Australosphenid teeth 
The grouping embodies a hypothesis about the evolution of molar teeth in mammals. Living monotremes are toothless as adults, but the juvenile platypus, fossil monotremes and Ausktribosphenida all share a pattern of three molar cusps arranged in a triangle or V shape, which is known as the tribosphenic type of molar.

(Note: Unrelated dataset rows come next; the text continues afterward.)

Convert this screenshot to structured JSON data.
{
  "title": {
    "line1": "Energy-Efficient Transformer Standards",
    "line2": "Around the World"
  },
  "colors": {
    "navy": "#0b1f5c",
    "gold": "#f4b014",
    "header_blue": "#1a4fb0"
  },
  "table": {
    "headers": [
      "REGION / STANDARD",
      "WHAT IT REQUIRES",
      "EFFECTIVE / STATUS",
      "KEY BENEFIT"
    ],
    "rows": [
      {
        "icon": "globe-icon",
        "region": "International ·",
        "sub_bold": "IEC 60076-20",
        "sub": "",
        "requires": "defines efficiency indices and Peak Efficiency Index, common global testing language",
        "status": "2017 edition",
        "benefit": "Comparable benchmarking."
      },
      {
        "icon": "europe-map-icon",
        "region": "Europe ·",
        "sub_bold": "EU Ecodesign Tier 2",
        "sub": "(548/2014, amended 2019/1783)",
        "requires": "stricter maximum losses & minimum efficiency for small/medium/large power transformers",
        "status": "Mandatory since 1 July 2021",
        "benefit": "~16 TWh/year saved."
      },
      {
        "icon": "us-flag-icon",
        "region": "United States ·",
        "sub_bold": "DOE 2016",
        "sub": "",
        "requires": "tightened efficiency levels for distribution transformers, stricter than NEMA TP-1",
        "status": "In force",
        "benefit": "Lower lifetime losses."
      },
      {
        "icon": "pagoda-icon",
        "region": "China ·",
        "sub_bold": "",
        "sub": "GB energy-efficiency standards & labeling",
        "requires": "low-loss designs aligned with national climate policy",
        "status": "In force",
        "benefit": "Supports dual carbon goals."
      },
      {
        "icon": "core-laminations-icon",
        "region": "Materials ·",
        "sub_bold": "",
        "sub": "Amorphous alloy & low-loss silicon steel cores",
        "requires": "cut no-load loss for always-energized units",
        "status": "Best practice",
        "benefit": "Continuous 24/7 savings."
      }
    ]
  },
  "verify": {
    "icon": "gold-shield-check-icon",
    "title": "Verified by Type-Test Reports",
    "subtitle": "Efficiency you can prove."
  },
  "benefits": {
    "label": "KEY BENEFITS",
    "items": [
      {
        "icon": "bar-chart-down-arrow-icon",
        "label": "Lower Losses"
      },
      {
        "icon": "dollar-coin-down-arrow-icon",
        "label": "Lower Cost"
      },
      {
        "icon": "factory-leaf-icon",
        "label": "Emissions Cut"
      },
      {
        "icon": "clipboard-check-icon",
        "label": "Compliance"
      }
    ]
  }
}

Tribosphenic molars have long been held to characterize the subclass Theria (marsupials, placentals and their extinct relatives), while monotremes were thought to be related to fossil groups with a linear alignment of cusps: morganucodontids, docodonts, triconodonts and multituberculates, all of which were united with the monotremes into the 'subclass Prototheria'. Defined in this way, the 'Prototheria' is no longer recognised as a valid clade, since the linear cusp pattern is a primitive condition within Mammalia and cannot supply the shared derived character, which is required to establish a subgroup. Instead, the available evidence suggests that the monotremes descend from a Mesozoic radiation of tribosphenic mammals in the southern continents (hence the name Australosphenida, meaning 'southern wedges'), but this interpretation is highly controversial.

According to Luo et al., tribosphenic molars were evolved by the Australosphenida independently of the true Tribosphenida, or Boreosphenida (that is, the therians and their relatives) in the northern continents. Others contend that the ausktribosphenids (two families of the Australian Cretaceous tribosphenids) in fact belong to the placentals and were therefore true tribosphenids, but unrelated to the ancestry of the monotremes. Alternatively, Flannery and colleagues argue that the Australian Barremian-Aptian family Bishopidae are stem therians. If this were confirmed, it would entail abandoning the clade Australosphenida.

Most recent phylogenetic studies, lump henosferids and aukstribosphenids alongside monotremes. However in a 2022 review of montreme evolution noted that most primitive monotreme Teinolophos differed substantially from other non-monotreme Australosphenidans, having five molars as opposed to three in all other non-monotreme australosphenidans, and having non-tribosphenic molars, meaning that the two groups were likely unrelated. Later, Flannery and coauthors suggested that the core grouping of australosphenidans (excluding monotremes) were actually stem-therians.